Select data based on reference data

Hello KNIMErs,

My today’s challenge refers to selecting subset of data. The simplified example could be described as below.

My sample dataset looks as follows:
image

I need to select subset of data based on combination of:

  • List of reference row unique identifiers which is limited to ID_2 and ID_3
    image

  • Reference list of strings that is somehow reflected in the names of columns.
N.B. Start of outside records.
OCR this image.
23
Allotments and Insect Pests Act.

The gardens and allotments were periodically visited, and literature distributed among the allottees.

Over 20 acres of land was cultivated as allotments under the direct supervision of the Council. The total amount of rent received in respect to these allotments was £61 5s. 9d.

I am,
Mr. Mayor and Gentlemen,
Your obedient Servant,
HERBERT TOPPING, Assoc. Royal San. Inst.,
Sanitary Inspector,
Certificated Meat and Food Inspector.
For the purpose of the example, reference string ‘A’ is reflected in the column names ‘A*’ where * is a wildcard and reference string ‘B’ is reflected in the column names ‘B*’ where * is a wildcard.

Sample data could be found in the attached workflow (two tables: data set and reference IDs and strings)
Data_selection.knwf (74.3 KB)

As a result, I would like to keep data for ID_2 row / all ‘A*’ columns and ID_3 row / all ‘B*’ columns and present this as a list:
image

The real dataset contains thousands of rows and hundreds of columns, and reference list could contain thousands of rows. Thus probably loops will be quite slow in execution.
Any suggestions for solution?

Happy KNIMEing!

Although I do not quite understand the part of renaming the columns, I think the other part of the requirements could be solved like this without use of loops.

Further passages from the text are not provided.